紅葉と共に散る

星咲 紗和(ほしざき さわ)

第1話 再会

秋の風が心地よく吹く午後、彼女は子供の頃によく訪れた古びた神社に向かっていた。境内の奥に広がる池、そのほとりの紅葉が色づき始めるこの季節は、彼女にとって特別な場所だった。あの頃と変わらず静かで、誰もいない神社は、どこか遠い記憶の中で生き続けているようだった。


池にたどり着くと、見覚えのある後ろ姿が目に入った。彼女と同じく、あの頃の思い出を辿ってきたのだろうか――いとこの彼が、池のほとりに立ち、静かに紅葉を眺めている姿だった。何年も会っていなかったはずなのに、不思議と時間が止まっているような感覚に包まれる。彼女はそっと近づき、声をかけた。


「久しぶり、こんなところで会うなんて思わなかった」


彼は振り返り、驚いたように一瞬目を見開いたが、すぐに優しい微笑みを浮かべた。その笑顔を見た瞬間、彼女の胸の奥に隠していた何かがふと動き出すのを感じた。
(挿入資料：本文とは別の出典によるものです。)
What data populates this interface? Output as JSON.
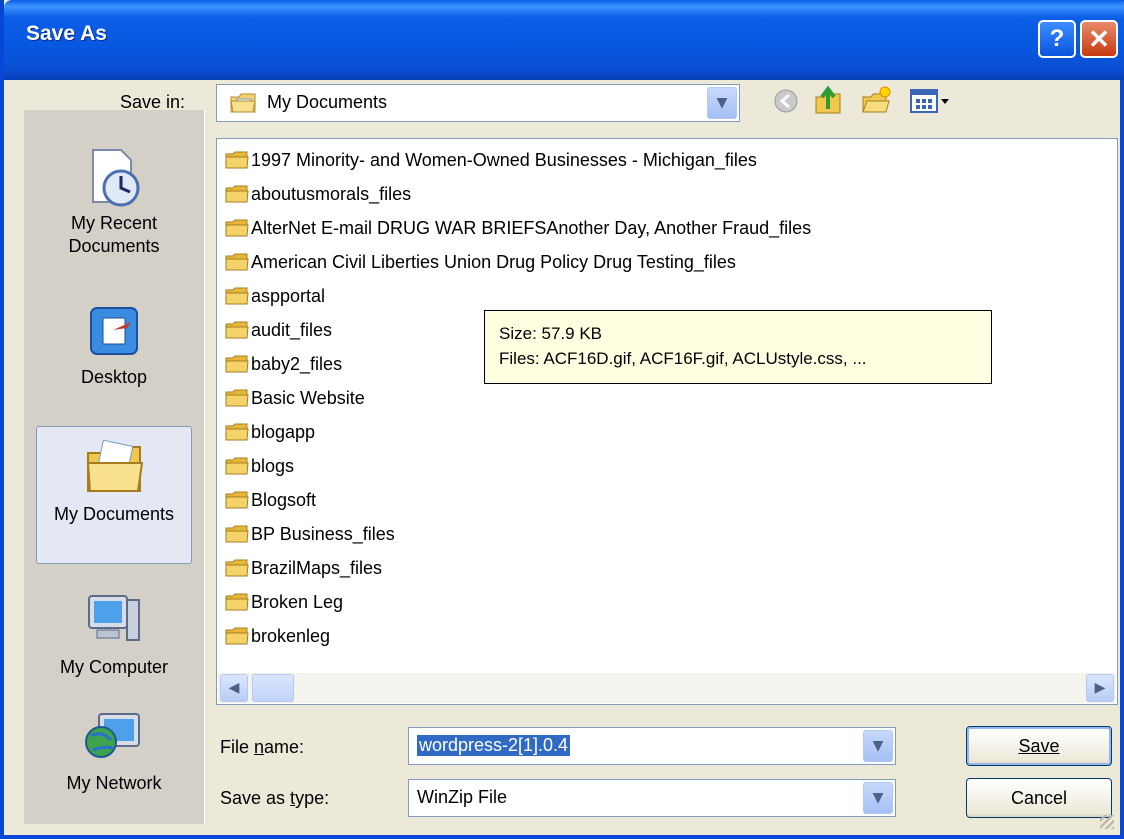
{
  "window": {
    "title": "Save As",
    "help_glyph": "?",
    "close_glyph": "✕"
  },
  "save_in": {
    "label": "Save in:",
    "value": "My Documents"
  },
  "toolbar_icons": [
    "back-icon",
    "up-folder-icon",
    "new-folder-icon",
    "views-menu-icon"
  ],
  "places": [
    {
      "label": "My Recent Documents",
      "icon": "recent-documents-icon"
    },
    {
      "label": "Desktop",
      "icon": "desktop-icon"
    },
    {
      "label": "My Documents",
      "icon": "my-documents-icon",
      "selected": true
    },
    {
      "label": "My Computer",
      "icon": "my-computer-icon"
    },
    {
      "label": "My Network",
      "icon": "my-network-icon"
    }
  ],
  "files": [
    "1997 Minority- and Women-Owned Businesses - Michigan_files",
    "aboutusmorals_files",
    "AlterNet E-mail DRUG WAR BRIEFSAnother Day, Another Fraud_files",
    "American Civil Liberties Union  Drug Policy  Drug Testing_files",
    "aspportal",
    "audit_files",
    "baby2_files",
    "Basic Website",
    "blogapp",
    "blogs",
    "Blogsoft",
    "BP Business_files",
    "BrazilMaps_files",
    "Broken Leg",
    "brokenleg"
  ],
  "tooltip": {
    "size": "Size: 57.9 KB",
    "files": "Files: ACF16D.gif, ACF16F.gif, ACLUstyle.css, ..."
  },
  "file_name": {
    "label": "File name:",
    "value": "wordpress-2[1].0.4"
  },
  "save_as_type": {
    "label": "Save as type:",
    "value": "WinZip File"
  },
  "buttons": {
    "save": "Save",
    "cancel": "Cancel"
  },
  "colors": {
    "title_bar": "#0a5fe8",
    "selection": "#316ac5",
    "tooltip_bg": "#ffffe1",
    "folder": "#f5d36b"
  }
}
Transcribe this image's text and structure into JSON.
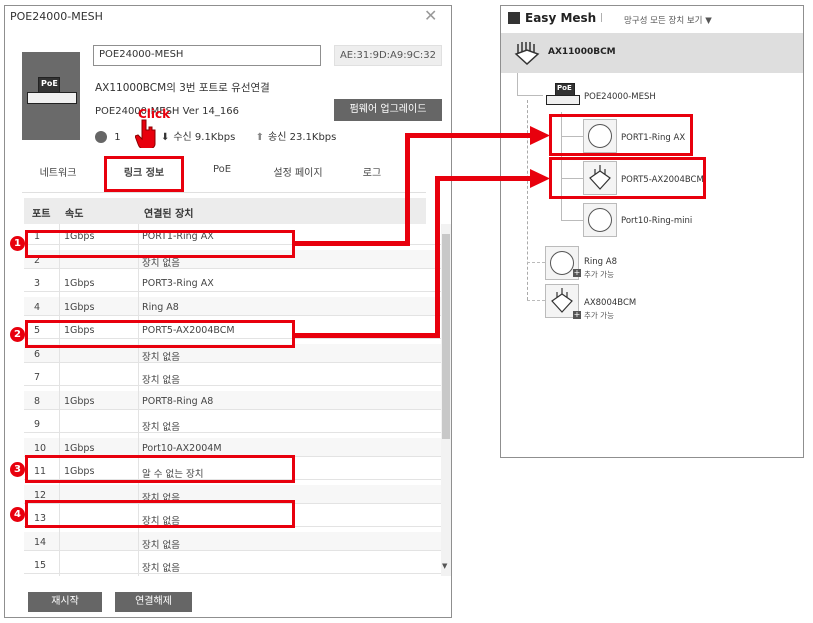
{
  "dialog": {
    "title": "POE24000-MESH",
    "device_name_value": "POE24000-MESH",
    "mac": "AE:31:9D:A9:9C:32",
    "link_desc": "AX11000BCM의 3번 포트로 유선연결",
    "fw_label": "POE24000-MESH  Ver 14_166",
    "fw_button": "펌웨어 업그레이드",
    "status_port": "1",
    "status_rx": "수신  9.1Kbps",
    "status_tx": "송신  23.1Kbps",
    "click_label": "Click",
    "tabs": [
      "네트워크",
      "링크 정보",
      "PoE",
      "설정 페이지",
      "로그"
    ],
    "table_headers": [
      "포트",
      "속도",
      "연결된 장치"
    ],
    "rows": [
      {
        "port": "1",
        "speed": "1Gbps",
        "device": "PORT1-Ring AX"
      },
      {
        "port": "2",
        "speed": "",
        "device": "장치 없음"
      },
      {
        "port": "3",
        "speed": "1Gbps",
        "device": "PORT3-Ring AX"
      },
      {
        "port": "4",
        "speed": "1Gbps",
        "device": "Ring A8"
      },
      {
        "port": "5",
        "speed": "1Gbps",
        "device": "PORT5-AX2004BCM"
      },
      {
        "port": "6",
        "speed": "",
        "device": "장치 없음"
      },
      {
        "port": "7",
        "speed": "",
        "device": "장치 없음"
      },
      {
        "port": "8",
        "speed": "1Gbps",
        "device": "PORT8-Ring A8"
      },
      {
        "port": "9",
        "speed": "",
        "device": "장치 없음"
      },
      {
        "port": "10",
        "speed": "1Gbps",
        "device": "Port10-AX2004M"
      },
      {
        "port": "11",
        "speed": "1Gbps",
        "device": "알 수 없는 장치"
      },
      {
        "port": "12",
        "speed": "",
        "device": "장치 없음"
      },
      {
        "port": "13",
        "speed": "",
        "device": "장치 없음"
      },
      {
        "port": "14",
        "speed": "",
        "device": "장치 없음"
      },
      {
        "port": "15",
        "speed": "",
        "device": "장치 없음"
      }
    ],
    "restart_button": "재시작",
    "disconnect_button": "연결해제",
    "badges": [
      "1",
      "2",
      "3",
      "4"
    ]
  },
  "mesh": {
    "title": "Easy Mesh",
    "subtitle": "망구성 모든 장치 보기 ▼",
    "root": "AX11000BCM",
    "poe": "POE24000-MESH",
    "poe_tag": "PoE",
    "port1": "PORT1-Ring AX",
    "port5": "PORT5-AX2004BCM",
    "port10": "Port10-Ring-mini",
    "ring_a8": "Ring A8",
    "ax8004": "AX8004BCM",
    "add_possible": "추가 가능"
  },
  "colors": {
    "highlight": "#e8000d",
    "button_gray": "#666666",
    "root_bar": "#dedede"
  }
}
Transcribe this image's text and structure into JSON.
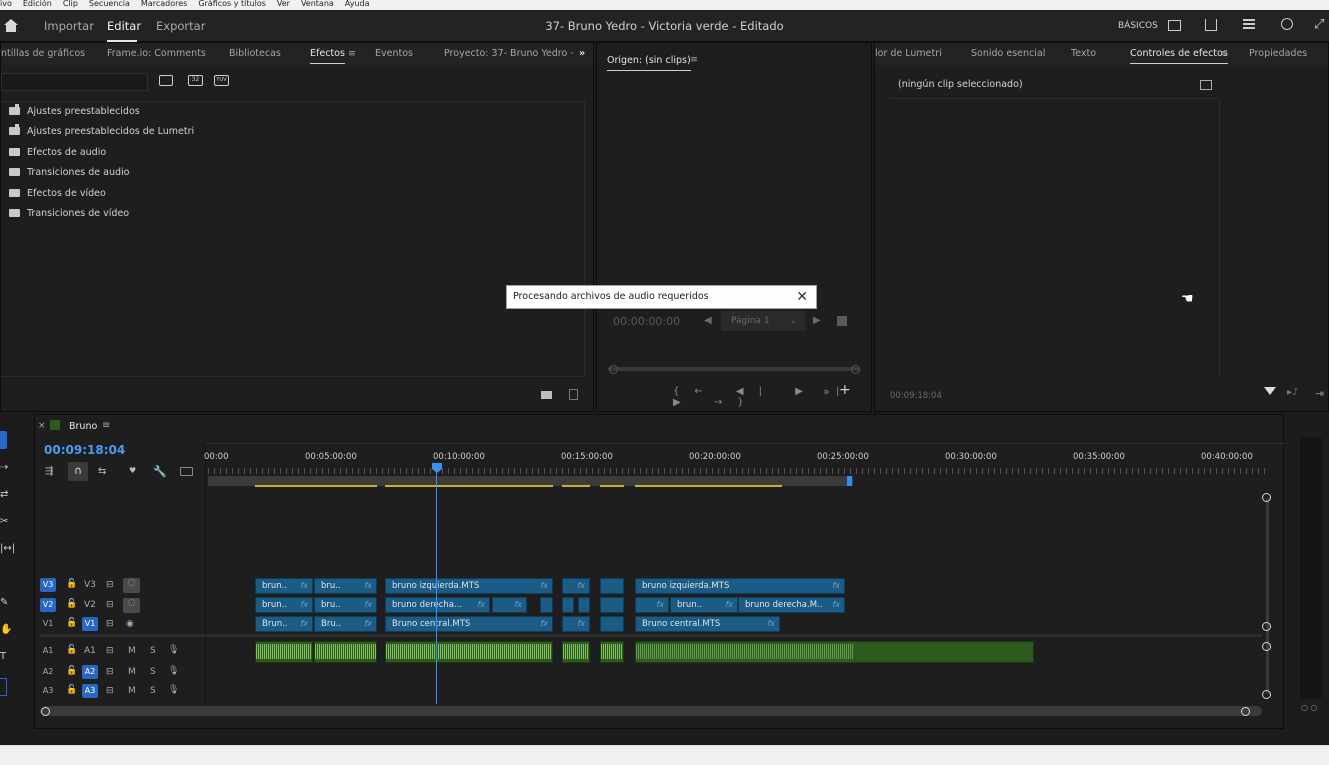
{
  "menu": [
    "ivo",
    "Edición",
    "Clip",
    "Secuencia",
    "Marcadores",
    "Gráficos y títulos",
    "Ver",
    "Ventana",
    "Ayuda"
  ],
  "header": {
    "tabs": [
      "Importar",
      "Editar",
      "Exportar"
    ],
    "title": "37- Bruno Yedro - Victoria verde - Editado",
    "workspace": "BÁSICOS"
  },
  "left_panel": {
    "tabs": [
      "ntillas de gráficos",
      "Frame.io: Comments",
      "Bibliotecas",
      "Efectos",
      "Eventos",
      "Proyecto: 37- Bruno Yedro - Vic"
    ],
    "items": [
      "Ajustes preestablecidos",
      "Ajustes preestablecidos de Lumetri",
      "Efectos de audio",
      "Transiciones de audio",
      "Efectos de vídeo",
      "Transiciones de vídeo"
    ],
    "toolbar": [
      "32",
      "YUV"
    ]
  },
  "source": {
    "tab": "Origen: (sin clips)",
    "timecode": "00:00:00:00",
    "page": "Página 1"
  },
  "effects": {
    "tabs": [
      "lor de Lumetri",
      "Sonido esencial",
      "Texto",
      "Controles de efectos",
      "Propiedades"
    ],
    "no_clip": "(ningún clip seleccionado)",
    "timecode": "00:09:18:04"
  },
  "toast": {
    "text": "Procesando archivos de audio requeridos"
  },
  "timeline": {
    "name": "Bruno",
    "timecode": "00:09:18:04",
    "ruler": [
      "00:00",
      "00:05:00:00",
      "00:10:00:00",
      "00:15:00:00",
      "00:20:00:00",
      "00:25:00:00",
      "00:30:00:00",
      "00:35:00:00",
      "00:40:00:00"
    ],
    "video_tracks": [
      {
        "src": "V3",
        "name": "V3"
      },
      {
        "src": "V2",
        "name": "V2"
      },
      {
        "src": "V1",
        "name": "V1"
      }
    ],
    "audio_tracks": [
      {
        "src": "A1",
        "name": "A1"
      },
      {
        "src": "A2",
        "name": "A2"
      },
      {
        "src": "A3",
        "name": "A3"
      }
    ],
    "clip_labels": {
      "a": "brun..",
      "b": "bru..",
      "c": "bruno izquierda.MTS",
      "d": "bruno derecha...",
      "e": "Brun..",
      "f": "Bru..",
      "g": "Bruno central.MTS",
      "h": "bruno izquierda.MTS",
      "i": "brun..",
      "j": "bruno derecha.M..",
      "k": "Bruno central.MTS",
      "fx": "fx"
    },
    "ms": {
      "m": "M",
      "s": "S"
    }
  }
}
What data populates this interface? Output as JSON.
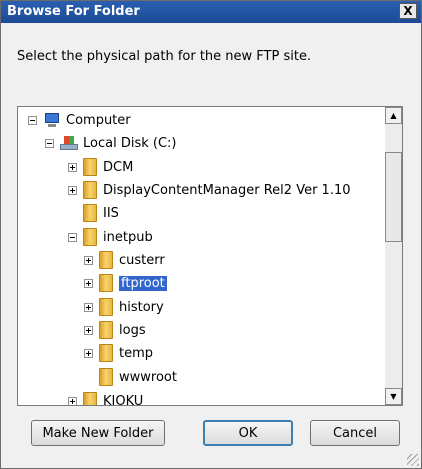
{
  "window": {
    "title": "Browse For Folder",
    "close_label": "X"
  },
  "prompt": "Select the physical path for the new FTP site.",
  "tree": {
    "computer": "Computer",
    "local_disk": "Local Disk (C:)",
    "dcm": "DCM",
    "dcm_rel2": "DisplayContentManager Rel2 Ver 1.10",
    "iis": "IIS",
    "inetpub": "inetpub",
    "custerr": "custerr",
    "ftproot": "ftproot",
    "history": "history",
    "logs": "logs",
    "temp": "temp",
    "wwwroot": "wwwroot",
    "kioku": "KIOKU"
  },
  "selected_item": "ftproot",
  "buttons": {
    "new_folder": "Make New Folder",
    "ok": "OK",
    "cancel": "Cancel"
  },
  "colors": {
    "titlebar": "#1c4a96",
    "selection": "#3366cc"
  },
  "icons": [
    "computer-icon",
    "local-disk-icon",
    "folder-icon",
    "scroll-up-icon",
    "scroll-down-icon"
  ]
}
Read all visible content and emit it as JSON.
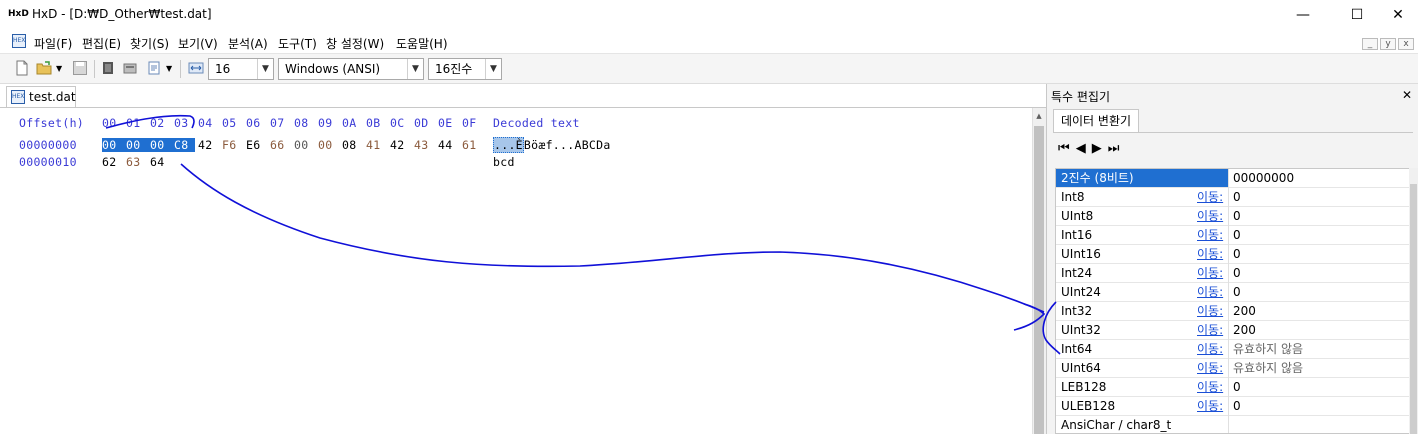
{
  "window": {
    "app_icon_text": "HxD",
    "title": "HxD - [D:₩D_Other₩test.dat]",
    "minimize_glyph": "—",
    "maximize_glyph": "☐",
    "close_glyph": "✕"
  },
  "menu": {
    "items": [
      "파일(F)",
      "편집(E)",
      "찾기(S)",
      "보기(V)",
      "분석(A)",
      "도구(T)",
      "창 설정(W)",
      "도움말(H)"
    ],
    "mdi_minimize": "_",
    "mdi_restore": "у",
    "mdi_close": "x"
  },
  "toolbar": {
    "bytes_per_row": "16",
    "charset": "Windows (ANSI)",
    "offset_base": "16진수"
  },
  "document_tab": {
    "label": "test.dat"
  },
  "hexview": {
    "offset_header": "Offset(h)",
    "column_headers": [
      "00",
      "01",
      "02",
      "03",
      "04",
      "05",
      "06",
      "07",
      "08",
      "09",
      "0A",
      "0B",
      "0C",
      "0D",
      "0E",
      "0F"
    ],
    "decoded_header": "Decoded text",
    "rows": [
      {
        "offset": "00000000",
        "bytes": [
          "00",
          "00",
          "00",
          "C8",
          "42",
          "F6",
          "E6",
          "66",
          "00",
          "00",
          "08",
          "41",
          "42",
          "43",
          "44",
          "61"
        ],
        "decoded_selected": "...È",
        "decoded_rest": "Böæf...ABCDa"
      },
      {
        "offset": "00000010",
        "bytes": [
          "62",
          "63",
          "64"
        ],
        "decoded_selected": "",
        "decoded_rest": "bcd"
      }
    ],
    "selected_byte_count": 4
  },
  "special_editor": {
    "title": "특수 편집기",
    "close_glyph": "✕",
    "tab_label": "데이터 변환기",
    "nav": [
      "⏮",
      "◀",
      "▶",
      "⏭"
    ],
    "link_label": "이동:",
    "rows": [
      {
        "name": "2진수 (8비트)",
        "link": "",
        "value": "00000000",
        "selected": true
      },
      {
        "name": "Int8",
        "link": "이동:",
        "value": "0"
      },
      {
        "name": "UInt8",
        "link": "이동:",
        "value": "0"
      },
      {
        "name": "Int16",
        "link": "이동:",
        "value": "0"
      },
      {
        "name": "UInt16",
        "link": "이동:",
        "value": "0"
      },
      {
        "name": "Int24",
        "link": "이동:",
        "value": "0"
      },
      {
        "name": "UInt24",
        "link": "이동:",
        "value": "0"
      },
      {
        "name": "Int32",
        "link": "이동:",
        "value": "200"
      },
      {
        "name": "UInt32",
        "link": "이동:",
        "value": "200"
      },
      {
        "name": "Int64",
        "link": "이동:",
        "value": "유효하지 않음",
        "invalid": true
      },
      {
        "name": "UInt64",
        "link": "이동:",
        "value": "유효하지 않음",
        "invalid": true
      },
      {
        "name": "LEB128",
        "link": "이동:",
        "value": "0"
      },
      {
        "name": "ULEB128",
        "link": "이동:",
        "value": "0"
      },
      {
        "name": "AnsiChar / char8_t",
        "link": "",
        "value": ""
      }
    ]
  },
  "colors": {
    "selection": "#1f6fd1",
    "header_blue": "#3b3bd6",
    "annotation": "#1010d8"
  }
}
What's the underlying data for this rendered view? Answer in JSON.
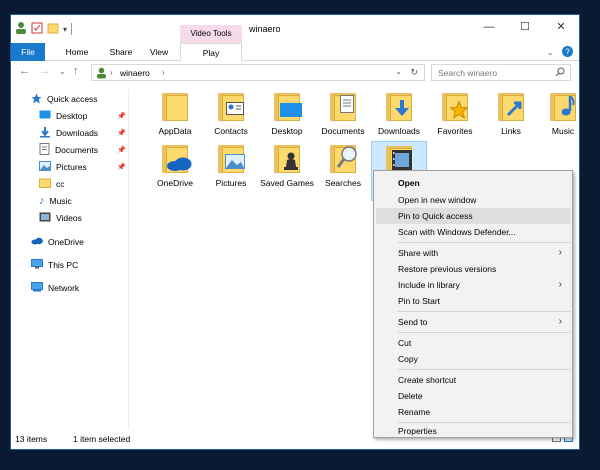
{
  "window": {
    "title": "winaero",
    "contextual_group": "Video Tools",
    "controls": {
      "minimize": "—",
      "maximize": "☐",
      "close": "✕"
    }
  },
  "ribbon": {
    "tabs": [
      "File",
      "Home",
      "Share",
      "View",
      "Play"
    ]
  },
  "address": {
    "crumb": "winaero",
    "search_placeholder": "Search winaero"
  },
  "nav": {
    "items": [
      {
        "label": "Quick access",
        "icon": "star-icon",
        "pinned": false
      },
      {
        "label": "Desktop",
        "icon": "desktop-icon",
        "pinned": true
      },
      {
        "label": "Downloads",
        "icon": "download-icon",
        "pinned": true
      },
      {
        "label": "Documents",
        "icon": "document-icon",
        "pinned": true
      },
      {
        "label": "Pictures",
        "icon": "pictures-icon",
        "pinned": true
      },
      {
        "label": "cc",
        "icon": "folder-icon",
        "pinned": false
      },
      {
        "label": "Music",
        "icon": "music-icon",
        "pinned": false
      },
      {
        "label": "Videos",
        "icon": "video-icon",
        "pinned": false
      },
      {
        "label": "OneDrive",
        "icon": "cloud-icon",
        "pinned": false
      },
      {
        "label": "This PC",
        "icon": "computer-icon",
        "pinned": false
      },
      {
        "label": "Network",
        "icon": "network-icon",
        "pinned": false
      }
    ]
  },
  "folders": [
    {
      "label": "AppData",
      "overlay": ""
    },
    {
      "label": "Contacts",
      "overlay": "contacts"
    },
    {
      "label": "Desktop",
      "overlay": "desktop"
    },
    {
      "label": "Documents",
      "overlay": "documents"
    },
    {
      "label": "Downloads",
      "overlay": "downloads"
    },
    {
      "label": "Favorites",
      "overlay": "favorites"
    },
    {
      "label": "Links",
      "overlay": "links"
    },
    {
      "label": "Music",
      "overlay": "music"
    },
    {
      "label": "OneDrive",
      "overlay": "onedrive"
    },
    {
      "label": "Pictures",
      "overlay": "pictures"
    },
    {
      "label": "Saved Games",
      "overlay": "games"
    },
    {
      "label": "Searches",
      "overlay": "searches"
    },
    {
      "label": "",
      "overlay": "videos"
    }
  ],
  "status": {
    "count": "13 items",
    "selected": "1 item selected"
  },
  "context_menu": {
    "items": [
      "Open",
      "Open in new window",
      "Pin to Quick access",
      "Scan with Windows Defender...",
      "Share with",
      "Restore previous versions",
      "Include in library",
      "Pin to Start",
      "Send to",
      "Cut",
      "Copy",
      "Create shortcut",
      "Delete",
      "Rename",
      "Properties"
    ],
    "highlighted": "Pin to Quick access"
  },
  "colors": {
    "accent": "#1979ca",
    "folder": "#fbd96d",
    "selection": "#cce8ff"
  }
}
「本当に久しぶりだね。覚えてる?ここで一緒に遊んだこと」


彼の問いかけに、彼女は懐かしさと共に頷いた。あの頃はただ楽しくて、無邪気に笑い合っていた。でも今は、大人になった自分たちの間に何かが漂っている。それはまるで、今にも紅葉が散り始める前の、一瞬の静けさのようだった。


二人は、並んで池のほとりを歩きながら、思い出話を始めた。何気ない会話が続く中、彼女はふと自分が少し緊張していることに気づいた。彼に対するこの感情が何なのか、言葉にするのが怖い気がした。


夕日が池に反射し、紅葉の影を揺らす頃、彼はそっと彼女の手に触れた。その瞬間、彼女の心臓が高鳴り、紅葉が風に舞い始める音が耳に響いた。触れられた手から、彼の温もりが伝わり、まるで自分たちだけの時間が流れているかのように感じられる。


彼もまた、彼女に対する特別な想いを隠しているのだろうか。紅葉が揺れる中で、二人は言葉を交わすことなく、ただ静かに隣に立っていた。しかし、その沈黙が、どれだけ深い感情を表しているのか、二人だけにはわかっていた。


夕暮れの空と共に、紅葉が深い赤に染まり始める。これから先に待っているものが何であれ、この瞬間の美しさと心の震えが、彼女の胸に刻まれていくのを感じた。